Der im Januar gestürzte jemenitische Präsident Abed Rabbo Mansur Hadi, dessen Wiedereinsetzung die Saudis fordern, hatte sich kurzzeitig nach Aden zurückgezogen und dort eine Gegenregierung gebildet. Der anhaltende Vormarsch der schiitischen Kampforganisation Ansarollah veranlasste Hadi Ende März zur Flucht nach Riad. In Aden finden Straßenkämpfe um den Flughafen, den Hafen und einzelne Stadtteile statt. Als Hauptgegner von Ansarollah treten dort die Milizen der »Southern Popular Resistance« auf, die in westlichen Medien meist als Anhänger Hadis bezeichnet werden. In Wirklichkeit handelt es sich um Separatisten, die den 1990 mit dem Norden vereinigten Südstaat wiederherstellen wollen.

Saudi-Arabien hat nach Erkenntnissen der US-Organisation Human Rights Watch bei einigen Luftangriffen sogenannte Streubomben aus US-amerikanischer Produktion verwendet. Das sind Behälter, die beim Abwurf mehrere hundert Sprengsätze über große Gebiete verteilen. Sie verursachen furchtbare Verletzungen. Da rund ein Zehntel dieser Minibomben nicht sofort explodieren, bleiben sie als Blindgänger liegen und stellen ein hohes Risiko für die Zivilbevölkerung, insbesondere für Kinder, dar. Diese Waffen sind durch eine im Mai 2008 beschlossene internationale Konvention geächtet. Bisher haben 116 Staaten – die Mehrheit aller UN-Mitglieder – dieses Abkommen unterzeichnet, von denen 91 es ratifiziert haben. Nicht beigetreten sind der Konvention die USA, Saudi-Arabien und Israel, aber auch Russland, China und fast alle Staaten Osteuropas einschließlich der Ukraine.
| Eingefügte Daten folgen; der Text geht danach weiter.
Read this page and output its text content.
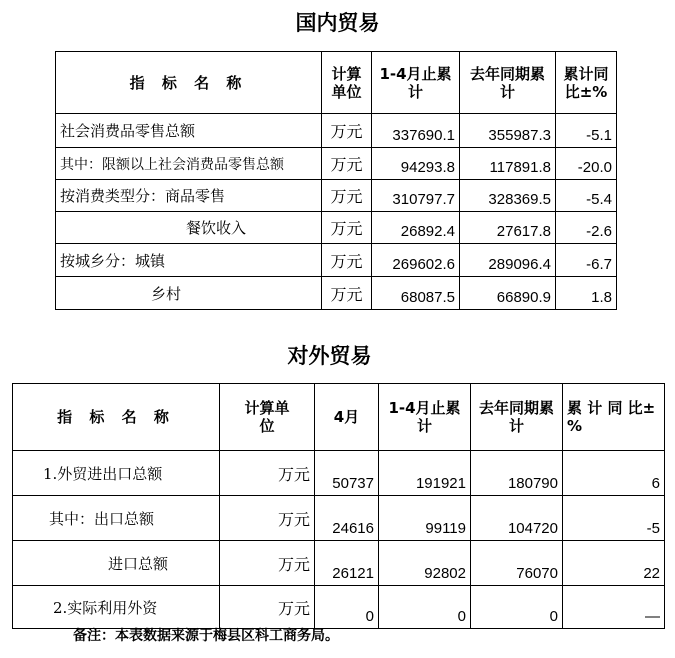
国内贸易
指 标 名 称	计算单位	1-4月止累计	去年同期累计	累计同比±%
社会消费品零售总额	万元	337690.1	355987.3	-5.1
其中：限额以上社会消费品零售总额	万元	94293.8	117891.8	-20.0
按消费类型分：商品零售	万元	310797.7	328369.5	-5.4
餐饮收入	万元	26892.4	27617.8	-2.6
按城乡分：城镇	万元	269602.6	289096.4	-6.7
乡村	万元	68087.5	66890.9	1.8
对外贸易
指 标 名 称	计算单位	4月	1-4月止累计	去年同期累计	累 计 同 比±%
1.外贸进出口总额	万元	50737	191921	180790	6
其中：出口总额	万元	24616	99119	104720	-5
进口总额	万元	26121	92802	76070	22
2.实际利用外资	万元	0	0	0	—
备注：本表数据来源于梅县区科工商务局。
Saudi-Arabien hat gegen den Jemen eine Blockade zu Lande, zu Wasser und in der Luft verhängt. Zusammen mit den anhaltenden Kämpfen hat das zu einer extremen Knappheit an Lebensmitteln, Benzin und Heizöl geführt. Vor vielen Tankstellen haben sich lange Schlangen gebildet, in denen die Wartenden sogar übernachten. Aus Mangel an Benzin können kaum noch Lastwagen fahren, die lebenswichtigen Wasserpumpen fallen aus, Tiefkühlanlagen für das Frischhalten von Lebensmitteln können kaum noch betrieben werden. Selbst Krankenhäuser haben nur noch für kurze Zeit Strom. Von der Krise nicht betroffen ist jedoch die Hafenstadt Al-Mukallah im Südosten des Landes, die mit Duldung der Saudis über den Seeweg gut versorgt wird: Dort hat Anfang April der regionale Ableger von Al-Qaida die Macht übernommen.